In the first through fifth grades, we focus on developing core academic skills. In math, arithmetic and problem solving are taught with Everyday Math, complemented by the use of manipulatives, games, and problem-solving exercises. We emphasize both speed and accuracy as we teach basic math facts. From creative writing to research reports, Charles Wright emphasizes spelling, vocabulary, and grammar in reading and writing. Students practice handwriting and typing their work. They are exposed to a wide breadth of literature, and independent reading is encouraged. They are also taught to read expressively out loud. Charles Wright teachers find the Lucy Calkins approach to teaching language arts especially effective. Research is also a core skill. Information integration and analysis are emphasized in both the humanities and the sciences. Students learn where to find information, how to evaluate it, and how to use it effectively in reports, projects, and presentations.
Spanish and music are offered two or three times per week, and fitness is offered three or four times per week. Classes in the library, chapel (an interfaith course on core values), visual art studio, and science lab are all taught once a week. Students in first through third grade also have a weekly technology class. Every student has recess twice a day and snack time.
Each grade level’s curriculum focuses on a different theme:
First Grade: Become an author! Research is introduced in first grade. Students study dinosaurs, tropical rainforest animals, and ocean animals. With guidance, they write fiction and nonfiction books, then read them out loud to parents and classmates during five Authors’ Teas. In math, students develop number sense and learn addition and subtraction.
Second Grade: Travel the world! Second graders explore world geography, culture, and history. They learn to research, organize, sort, and categorize information. They develop report writing and presentation skills. Students host six project fairs and a wax museum of historical characters. They learn to add and subtract with speed and accuracy and to devise and use strategies for multi-digit addition and subtraction problems. Teachers introduce place value, measuring, area, and fractions. Students solve simple multiplication and division stories.
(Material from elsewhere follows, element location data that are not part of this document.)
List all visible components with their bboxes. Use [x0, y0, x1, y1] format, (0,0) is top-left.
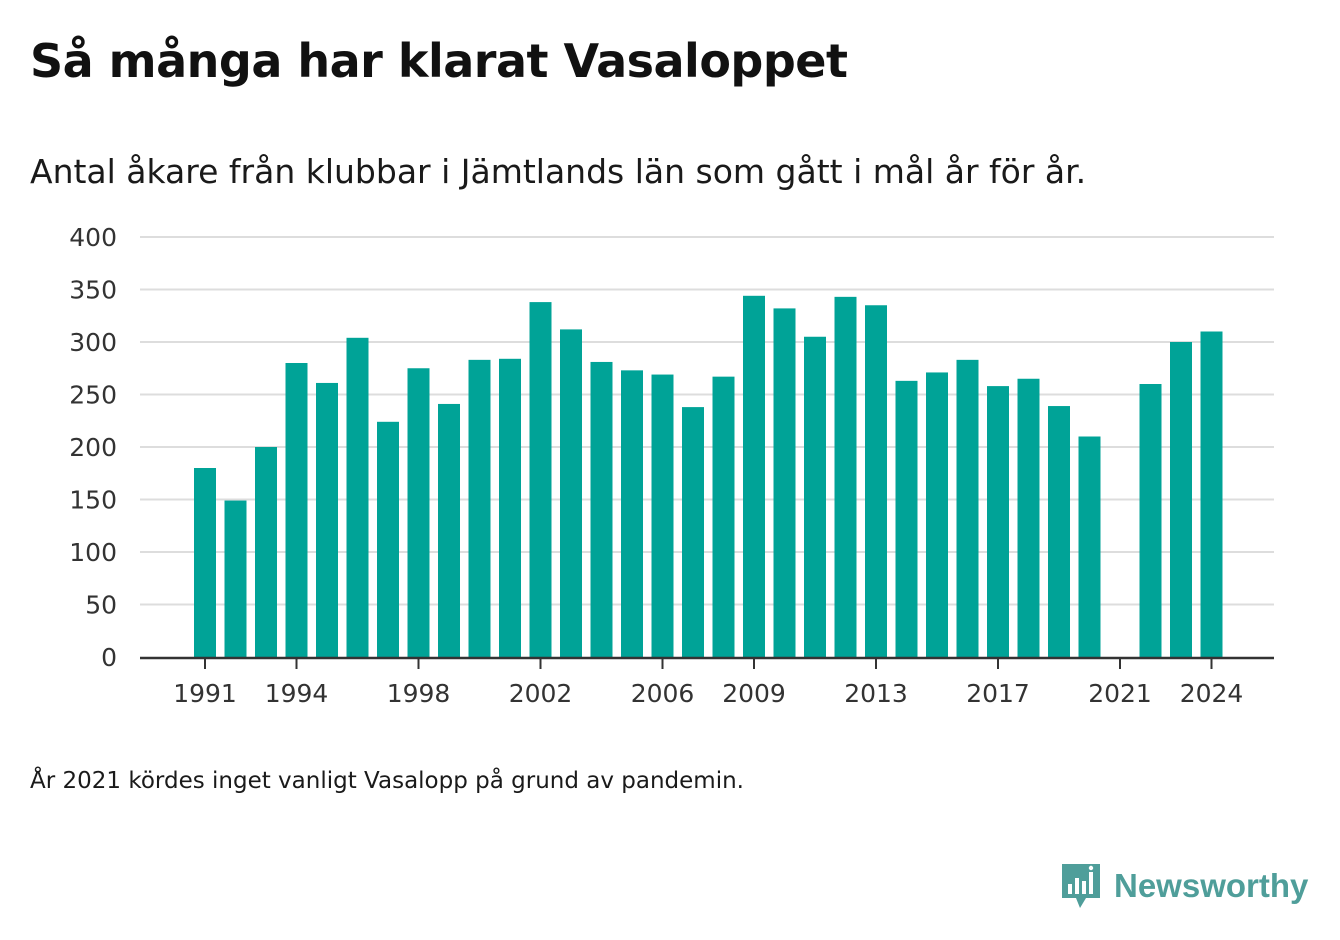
bar-2000	[468, 359, 491, 657]
bar-1992	[224, 500, 247, 657]
bar-2007	[682, 407, 704, 657]
brand-name: Newsworthy	[1114, 867, 1309, 904]
bar-1994	[285, 363, 308, 657]
chart-subtitle: Antal åkare från klubbar i Jämtlands län…	[30, 152, 1087, 191]
y-tick-label: 100	[69, 538, 117, 567]
x-tick-label: 2002	[509, 679, 573, 708]
bar-chart: 0 50 100 150 200 250 300 350 400 1991 1994 1998 200…	[69, 223, 1274, 708]
bar-2020	[1078, 436, 1101, 657]
bar-chart-speech-bubble-icon	[1062, 864, 1100, 908]
x-tick-label: 2006	[631, 679, 695, 708]
footnote: År 2021 kördes inget vanligt Vasalopp på…	[30, 768, 744, 794]
bar-2008	[712, 376, 735, 657]
x-tick-label: 2017	[966, 679, 1030, 708]
grid-lines	[140, 236, 1274, 606]
bar-1991	[194, 468, 216, 657]
x-tick-label: 2013	[844, 679, 908, 708]
bar-1999	[438, 403, 460, 657]
x-tick-label: 2024	[1180, 679, 1244, 708]
bar-1993	[255, 447, 277, 657]
bar-2018	[1017, 378, 1040, 657]
bar-2014	[895, 380, 918, 657]
bar-1998	[407, 368, 430, 657]
brand-logo: Newsworthy	[1060, 860, 1308, 912]
bar-2004	[590, 361, 613, 657]
x-tick-label: 1994	[265, 679, 329, 708]
bar-2013	[865, 305, 887, 657]
x-tick-label: 1998	[387, 679, 451, 708]
chart-title: Så många har klarat Vasaloppet	[30, 34, 848, 88]
y-tick-label: 50	[85, 591, 117, 620]
bar-2024	[1200, 331, 1223, 657]
bar-2022	[1139, 384, 1162, 657]
bar-2003	[560, 329, 582, 657]
bar-2009	[743, 295, 765, 657]
bar-2006	[651, 374, 674, 657]
bar-2015	[926, 372, 948, 657]
bar-2010	[773, 308, 796, 657]
y-tick-label: 150	[69, 486, 117, 515]
bar-2001	[499, 358, 521, 657]
y-tick-label: 250	[69, 381, 117, 410]
y-axis-ticks: 0 50 100 150 200 250 300 350 400	[69, 223, 117, 672]
bar-2002	[529, 302, 552, 657]
x-axis-ticks: 1991 1994 1998 2002 2006 2009 2013 2017 2021 2024	[173, 659, 1243, 708]
y-tick-label: 350	[69, 276, 117, 305]
bars	[194, 295, 1223, 657]
y-tick-label: 300	[69, 328, 117, 357]
y-tick-label: 200	[69, 433, 117, 462]
bar-2011	[804, 336, 826, 657]
x-tick-label: 2009	[722, 679, 786, 708]
x-tick-label: 2021	[1088, 679, 1152, 708]
bar-1995	[316, 382, 338, 657]
bar-2012	[834, 296, 857, 657]
bar-1996	[346, 337, 369, 657]
bar-2016	[956, 359, 979, 657]
bar-2023	[1170, 342, 1192, 657]
y-tick-label: 0	[101, 643, 117, 672]
bar-2019	[1048, 406, 1070, 657]
x-tick-label: 1991	[173, 679, 237, 708]
bar-2005	[621, 370, 643, 657]
bar-1997	[377, 421, 399, 657]
bar-2017	[987, 386, 1009, 657]
y-tick-label: 400	[69, 223, 117, 252]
Third Grade: Explore Northwest ecosystems! Third graders spend the year exploring the cultural and ecological diversity of the Nisqually Watershed from a glacier on Mount Rainier to Puget Sound. They delve deeply into the processes of writing, reading, and thinking mathematically. Students approach challenges from a variety of perspectives and learn that patience and thought are required to build understanding.
Fourth Grade: Learn how you learn! Habits of the Mind, a “thinking curriculum,” is the focus of fourth grade. Students learn to analyze and develop their skills and abilities, and to become independent and self-directed learners. Students learn to evaluate their work time and begin to understand how their choices and decisions relate to learning or practicing the basics in reading, writing, or math. They learn to be persistent and problem solve inside and outside of the classroom. The role of the teacher is to help children learn to reflect and evaluate their thinking. The class devotes significant time to mastering math facts and developing a variety of higher-order problem-solving skills.
Fifth Grade: Get to know our country! Early American history is the focus in fifth grade. Students study pre-Colonial history, Colonial history, and the Revolutionary War through examination of nonfiction text, artifacts, primary source documents, and historical fiction. Themes are explored through multiple points of view with an emphasis on thinking critically about cause and effect and the diverse points of view that mold the story: women caring for their homes and businesses while husbands are away at war, slaves with hopes that the Declaration of Independence will provide their freedom, Native American tribes attempting to maintain their lands and traditions, and children growing up across all 13 colonies. In math, students dig deeper into fractions, decimals, and percentages and practice multiplication and division math facts.